C'était un homme, à cette heure. Il avait l'air très souffrant, mais froid et ferme.
Il me tendit la main.
—Je n'espérais plus vous voir, Geoffroy, me dit-il. Je vous ai longtemps attendu.
Manifestement, il ne se souvenait pas de m'avoir vu tout à l'heure.
Ceci rentre dans l'ordre des faits admis scientifiquement.
Les médecins aliénistes professent, en effet, que les malades du cerveau ont deux mémoires. Aux heures lucides, ils ne se souviennent jamais de ce qui a eu lieu pendant la crise. Pendant la crise ils oublient profondément ce qui s'est passé dans les heures lucides.
Lucien continua en touchant ma main sans la serrer.
—Je ne devrais pas vous avouer cela: je vous attendais plut tôt. J'ai craint plus d'une fois, depuis ma lettre écrite, d'avoir trop compté sur une amitié de jeunesse qui, de votre part, Geoffroy, n'était sans doute qu'une simple camaraderie.
Au lieu de répondre, je lâchai sa main pour ouvrir mes deux bras, et je le pressai de bon cœur contre ma poitrine. Il parut content de cela, mais, comment dirai-je? content froidement. Et il mit une certaine réserve à me rendre mon étreinte.
—À la bonne heure! fit-il de ce ton bas qu'il gardait depuis son réveil, à la bonne heure, Geoffroy, mon cher Geoffroy. Après tout, nous étions à peu près des amis. Tout à fait, même, moins. Et je ne sais rien que je n'eusse fait pour vous au temps où j'avais encore du sang chaud dans les veines.
—Parbleu! Lucien m'écriai-je, on ne peut faire beaucoup plus que de se jeter à l'eau tête première quand on ne sait pas nager, et tu t'es rendu coupable, pour moi, de cette folie!
Il sourit. Ce fut comme si notre lointaine jeunesse s'éclairait. Je reconnus mon Lucien d'autrefois. Il ne protesta pas contre ce nom de Lucien qu'il avait si violemment répudié naguère.
Je ne suis pas un docteur, mais deux circonstances de ma vie, l'une et l'autre bien funestes, m'ont donné quelque expérience des affections mentales.
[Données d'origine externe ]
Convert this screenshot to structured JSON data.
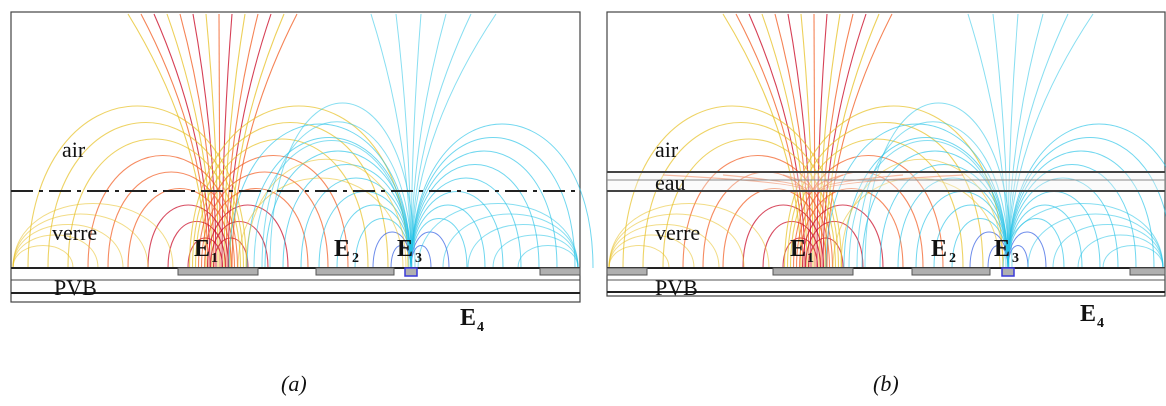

Je fus moins étonné que ne l'eussent été les purs profanes à la vue du changement vraiment extraordinaire que deux heures de fiévreux sommeil avaient produit chez mon malheureux ami.
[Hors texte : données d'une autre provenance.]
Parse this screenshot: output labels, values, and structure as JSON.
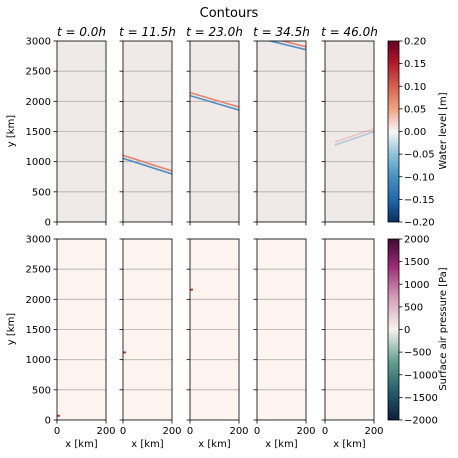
{
  "chart_data": {
    "type": "heatmap",
    "title": "Contours",
    "time_labels": [
      "t = 0.0h",
      "t = 11.5h",
      "t = 23.0h",
      "t = 34.5h",
      "t = 46.0h"
    ],
    "rows": [
      {
        "variable": "water_level",
        "ylabel": "y [km]",
        "yticks": [
          "0",
          "500",
          "1000",
          "1500",
          "2000",
          "2500",
          "3000"
        ],
        "xticks": [],
        "xlabel": "",
        "colorbar": {
          "label": "Water level [m]",
          "ticks": [
            "0.20",
            "0.15",
            "0.10",
            "0.05",
            "0.00",
            "−0.05",
            "−0.10",
            "−0.15",
            "−0.20"
          ],
          "range": [
            -0.2,
            0.2
          ],
          "colormap": "RdBu_r"
        }
      },
      {
        "variable": "surface_air_pressure",
        "ylabel": "y [km]",
        "yticks": [
          "0",
          "500",
          "1000",
          "1500",
          "2000",
          "2500",
          "3000"
        ],
        "xticks": [
          "0",
          "200"
        ],
        "xlabel": "x [km]",
        "colorbar": {
          "label": "Surface air pressure [Pa]",
          "ticks": [
            "2000",
            "1500",
            "1000",
            "500",
            "0",
            "−500",
            "−1000",
            "−1500",
            "−2000"
          ],
          "range": [
            -2000,
            2000
          ],
          "colormap": "PuRd-diverging"
        }
      }
    ],
    "x_range": [
      0,
      200
    ],
    "y_range": [
      0,
      3000
    ],
    "grid": "horizontal",
    "background_colors": {
      "water_level": "#efe9e8",
      "surface_air_pressure": "#fdf3ef"
    },
    "wave_fronts": [
      {
        "panel": 1,
        "x": [
          0,
          200
        ],
        "y_center": [
          1080,
          820
        ]
      },
      {
        "panel": 2,
        "x": [
          0,
          200
        ],
        "y_center": [
          2120,
          1880
        ]
      },
      {
        "panel": 3,
        "x": [
          0,
          200
        ],
        "y_center": [
          3080,
          2880
        ]
      },
      {
        "panel": 4,
        "x": [
          40,
          200
        ],
        "y_center": [
          1300,
          1520
        ],
        "faint": true
      }
    ],
    "pressure_spots": [
      {
        "panel": 0,
        "x": 6,
        "y": 70
      },
      {
        "panel": 1,
        "x": 6,
        "y": 1120
      },
      {
        "panel": 2,
        "x": 6,
        "y": 2160
      }
    ]
  }
}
—Tu es encore tout jeune, me dit-il en parcourant ma personne d'un bon regard affectueux, car je vais te tutoyer, moi aussi, puisque tu as commencé. Moi, j'ai bien vieilli, n'est-ce pas!
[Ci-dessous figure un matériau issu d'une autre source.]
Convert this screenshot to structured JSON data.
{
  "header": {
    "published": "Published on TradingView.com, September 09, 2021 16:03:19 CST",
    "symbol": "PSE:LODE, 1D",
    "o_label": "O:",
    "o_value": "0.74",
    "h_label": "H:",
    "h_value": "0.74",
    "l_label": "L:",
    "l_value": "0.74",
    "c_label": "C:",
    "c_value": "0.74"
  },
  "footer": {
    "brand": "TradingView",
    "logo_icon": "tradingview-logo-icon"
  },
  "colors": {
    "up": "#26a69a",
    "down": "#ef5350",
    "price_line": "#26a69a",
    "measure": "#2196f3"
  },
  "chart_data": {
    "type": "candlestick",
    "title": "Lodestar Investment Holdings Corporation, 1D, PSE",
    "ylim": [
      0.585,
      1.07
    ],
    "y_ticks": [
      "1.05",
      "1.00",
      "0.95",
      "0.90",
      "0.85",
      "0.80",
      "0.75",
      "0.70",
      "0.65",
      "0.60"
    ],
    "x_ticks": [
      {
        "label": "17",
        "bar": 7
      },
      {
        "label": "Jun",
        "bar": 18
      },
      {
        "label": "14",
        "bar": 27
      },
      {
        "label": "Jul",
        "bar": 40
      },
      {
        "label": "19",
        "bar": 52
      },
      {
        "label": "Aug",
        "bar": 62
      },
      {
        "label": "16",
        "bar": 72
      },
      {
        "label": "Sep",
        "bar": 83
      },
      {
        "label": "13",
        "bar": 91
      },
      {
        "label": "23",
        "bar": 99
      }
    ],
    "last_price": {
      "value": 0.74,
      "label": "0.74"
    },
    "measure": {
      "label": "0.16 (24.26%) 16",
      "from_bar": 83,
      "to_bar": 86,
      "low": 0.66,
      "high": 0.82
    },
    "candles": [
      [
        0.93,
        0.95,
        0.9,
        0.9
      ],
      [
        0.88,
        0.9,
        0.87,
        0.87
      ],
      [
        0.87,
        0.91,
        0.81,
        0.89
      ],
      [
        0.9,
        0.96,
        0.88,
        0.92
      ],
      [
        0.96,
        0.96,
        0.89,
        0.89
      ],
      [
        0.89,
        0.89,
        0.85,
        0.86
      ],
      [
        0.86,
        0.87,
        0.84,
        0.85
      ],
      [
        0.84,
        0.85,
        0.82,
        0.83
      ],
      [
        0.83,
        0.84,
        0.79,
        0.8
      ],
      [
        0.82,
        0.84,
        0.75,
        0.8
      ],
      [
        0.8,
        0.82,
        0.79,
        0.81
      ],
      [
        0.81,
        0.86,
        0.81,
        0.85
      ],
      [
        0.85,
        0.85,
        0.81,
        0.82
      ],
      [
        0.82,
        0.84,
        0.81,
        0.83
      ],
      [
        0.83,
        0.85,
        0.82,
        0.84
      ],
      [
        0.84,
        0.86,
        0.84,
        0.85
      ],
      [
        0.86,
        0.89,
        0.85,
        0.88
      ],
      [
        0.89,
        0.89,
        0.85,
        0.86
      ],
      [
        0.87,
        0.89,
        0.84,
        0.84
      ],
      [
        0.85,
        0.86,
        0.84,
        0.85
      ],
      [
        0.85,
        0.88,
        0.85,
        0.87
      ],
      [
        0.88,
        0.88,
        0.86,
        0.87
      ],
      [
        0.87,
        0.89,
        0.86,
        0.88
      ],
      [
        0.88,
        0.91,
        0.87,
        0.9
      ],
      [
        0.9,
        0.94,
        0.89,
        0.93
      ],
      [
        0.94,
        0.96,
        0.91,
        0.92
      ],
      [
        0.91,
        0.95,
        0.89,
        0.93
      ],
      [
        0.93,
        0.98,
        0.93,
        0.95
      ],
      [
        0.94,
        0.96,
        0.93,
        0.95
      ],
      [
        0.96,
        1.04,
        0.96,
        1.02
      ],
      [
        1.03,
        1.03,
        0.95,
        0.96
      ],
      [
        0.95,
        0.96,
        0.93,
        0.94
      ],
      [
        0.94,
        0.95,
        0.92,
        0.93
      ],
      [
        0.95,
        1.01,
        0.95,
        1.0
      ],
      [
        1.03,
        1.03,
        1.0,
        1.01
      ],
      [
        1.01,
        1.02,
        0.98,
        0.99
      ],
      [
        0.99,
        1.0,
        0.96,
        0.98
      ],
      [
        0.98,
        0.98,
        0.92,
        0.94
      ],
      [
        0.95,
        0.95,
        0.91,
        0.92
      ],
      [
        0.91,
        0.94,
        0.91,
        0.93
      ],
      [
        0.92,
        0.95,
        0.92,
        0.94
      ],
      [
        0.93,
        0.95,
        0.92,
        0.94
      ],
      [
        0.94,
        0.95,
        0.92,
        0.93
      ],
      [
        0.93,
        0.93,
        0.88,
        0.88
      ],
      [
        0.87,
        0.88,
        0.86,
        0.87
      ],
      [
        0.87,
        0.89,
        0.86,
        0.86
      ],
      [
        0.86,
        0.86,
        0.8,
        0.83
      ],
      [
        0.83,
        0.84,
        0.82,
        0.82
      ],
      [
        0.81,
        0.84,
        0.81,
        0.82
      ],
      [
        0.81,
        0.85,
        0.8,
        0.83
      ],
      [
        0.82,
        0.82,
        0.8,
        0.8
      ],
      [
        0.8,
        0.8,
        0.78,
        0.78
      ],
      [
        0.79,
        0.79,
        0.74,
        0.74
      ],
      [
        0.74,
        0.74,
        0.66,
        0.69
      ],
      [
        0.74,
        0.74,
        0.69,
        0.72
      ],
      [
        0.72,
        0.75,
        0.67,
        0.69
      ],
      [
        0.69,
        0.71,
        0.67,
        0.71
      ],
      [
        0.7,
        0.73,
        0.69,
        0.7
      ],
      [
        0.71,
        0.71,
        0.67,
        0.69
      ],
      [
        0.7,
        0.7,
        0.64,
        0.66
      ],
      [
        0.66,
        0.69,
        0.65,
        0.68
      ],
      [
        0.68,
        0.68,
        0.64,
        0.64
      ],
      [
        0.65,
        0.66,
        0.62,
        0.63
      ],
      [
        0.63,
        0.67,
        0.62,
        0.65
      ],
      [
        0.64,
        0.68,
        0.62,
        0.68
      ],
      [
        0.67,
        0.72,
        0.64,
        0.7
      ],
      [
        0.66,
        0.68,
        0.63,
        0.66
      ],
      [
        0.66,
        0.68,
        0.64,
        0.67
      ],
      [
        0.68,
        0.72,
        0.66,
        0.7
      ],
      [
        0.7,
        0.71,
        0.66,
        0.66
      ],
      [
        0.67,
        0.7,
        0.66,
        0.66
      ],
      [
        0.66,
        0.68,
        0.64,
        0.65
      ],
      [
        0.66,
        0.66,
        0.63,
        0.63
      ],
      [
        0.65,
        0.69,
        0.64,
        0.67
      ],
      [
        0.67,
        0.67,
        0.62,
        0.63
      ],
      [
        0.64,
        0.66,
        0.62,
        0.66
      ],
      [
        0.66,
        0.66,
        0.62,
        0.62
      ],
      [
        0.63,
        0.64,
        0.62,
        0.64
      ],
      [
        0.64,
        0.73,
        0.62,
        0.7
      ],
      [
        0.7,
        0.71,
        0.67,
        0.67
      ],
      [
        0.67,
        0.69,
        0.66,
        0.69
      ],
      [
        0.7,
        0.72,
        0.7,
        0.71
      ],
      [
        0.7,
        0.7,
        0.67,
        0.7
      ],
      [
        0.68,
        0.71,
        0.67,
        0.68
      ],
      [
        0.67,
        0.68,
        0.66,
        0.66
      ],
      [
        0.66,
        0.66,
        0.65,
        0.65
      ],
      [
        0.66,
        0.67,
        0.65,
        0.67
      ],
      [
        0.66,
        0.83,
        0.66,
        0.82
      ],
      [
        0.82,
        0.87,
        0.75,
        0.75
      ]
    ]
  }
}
—Toi, tu es un malade, répondis-je, et je compte bien te guérir.
Il sourit encore, mais moins franchement.
—Alors, Geoffroy, reprit-il comme s'il se fût repenti d'avoir engagé l'entretien dans cette voie, tu n'as pas oublié cette redoutable occurrence où je bravai les flots irrités du lac d'Enghien pour te tirer de l'eau? Il y avait bien quatre pieds de fond, au bas mot, et nous gagnâmes deux gros rhumes.... Je ne comprends pas pourquoi on ne m'a pas éveillé quand tu es entré. As-tu déjà vu le docteur? ou sa femme? ou leur fille? Réponds franc: lequel des trois s'est chargé de te dire que je suis fou?
Cette dernière question lâchée à brûle pourpoint, ne laissa pas de m'embarrasser beaucoup. Lucien vint lui-même à mon secours gaiement et avec une présence d'esprit pleine de finesse.
—Je vois qu'on ne t'a rien dit, reprit-il, je vais donc te renseigner moi-même. Ce sont d'assez braves gens, ici. Le docteur aime l'argent, sa femme adore l'argent, sa fille idolâtre l'argent: c'est une famille très unie. On me soigne juste pour mon argent et je n'en demande pas davantage. Je passe pour fou. C'est peut-être vrai.